Three men came out of the shadow of a building across the road and walked toward him. In the predawn light, Jabari could see the outlines of long rifles tucked casually under their arms. If they were the security patrol, he would ask them to stay with him awhile. If they weren’t . . . He fingered the small nickel-plated Beretta in his pocket. He knew he could get the one in front, anyway.
* * *
Sabah Khabbani helped the other three Palestinians roll a heavy stone across the ground. Lizards scurried from the place where the stone had stood. Revealed under the stone was a hole a little more than 120mm wide. Khabbani pulled a ball of oiled rags out of the opening, reached his arm into the hole, and felt around. A centipede walked across his wrist. He pulled his
arm out. “It’s in good condition. No rust.” He wiped the packing grease from his fingers onto his baggy pants. He stared at the small, innocuous-looking hole.
It was an old guerilla trick, originated with the Viet Cong and passed on to other armies of the night. A mortar tube is placed in a large hole. The tube is held by several men and mortar rounds are dropped into the tube. One by one the rounds begin to hit downrange. Eventually, one round strikes its target: an airfield, a fort, a truck park. The firing stops. Now the mortar is registered for elevation, deflection, and range. Rocks and earth are quickly packed around the mortar with care to insure that the aim is not changed. The muzzle of the tube is hidden with a stone. The gunners flee before the overwhelming fire-power of the conventional army is brought to bear on their position. The next time they wish to fire—a day, a week, or a decade later—they must only uncover the preaimed muzzle. There is no need to carry the cumbersome paraphernalia of the big mortar. The heavy baseplate, bridge, and standard, weighing altogether over 100 kilograms, are not needed. The delicate boresight is not needed, nor are the plotting boards, compass, aiming stakes, maps, or firing tables. The mortar tube is already registered on its target, lying buried, waiting only for rounds to be dropped into its muzzle.

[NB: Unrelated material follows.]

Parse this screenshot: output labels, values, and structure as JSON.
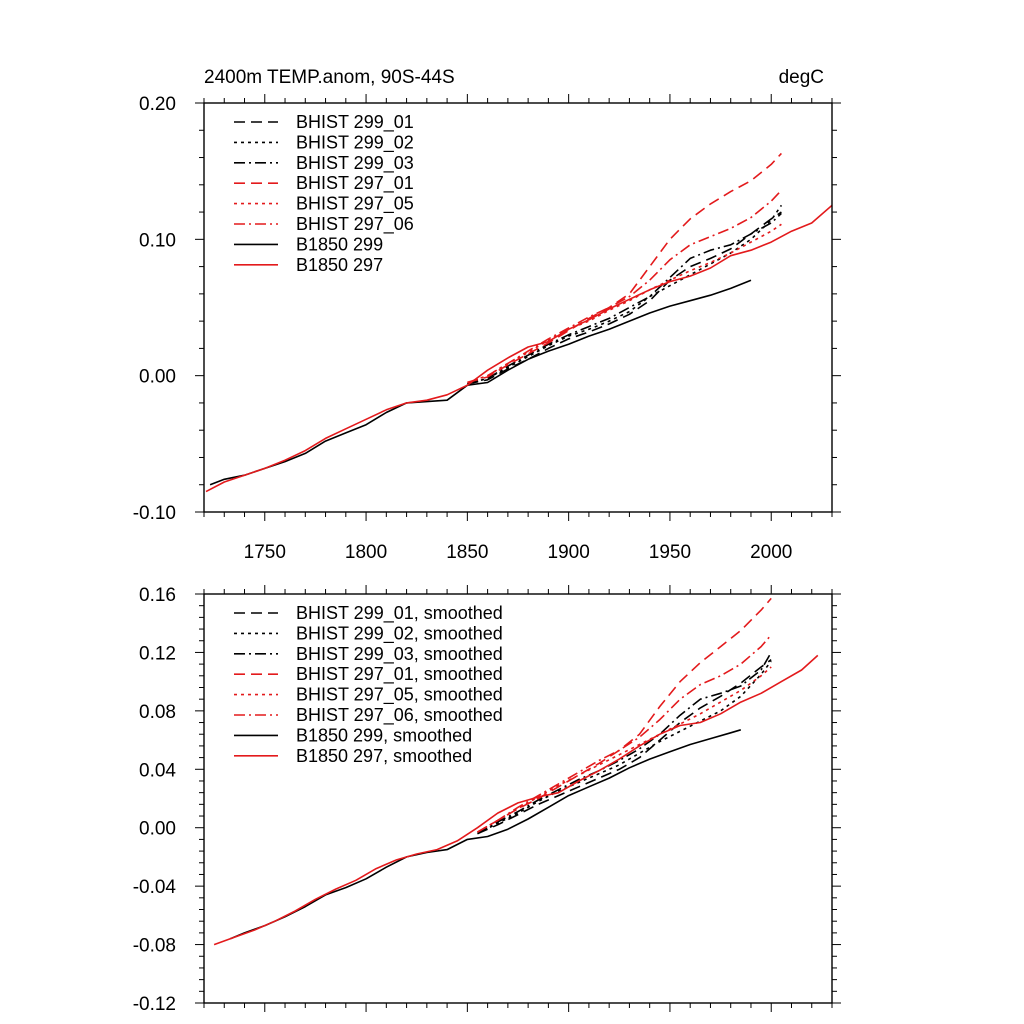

Khabbani’s gunners would fire four rounds each, then cover the muzzles with the stones. By the time the high angle rounds began hitting, one by one, the gunners would be far away.
Khabbani took a rag soaked in alcohol solvent, reached into the long tube, and swabbed the sides. He worried about these buried tubes. Were they really well aimed in 1967? Had the ground shifted since then? Were the rounds safe? Had trees grown up into the trajectory of the rounds?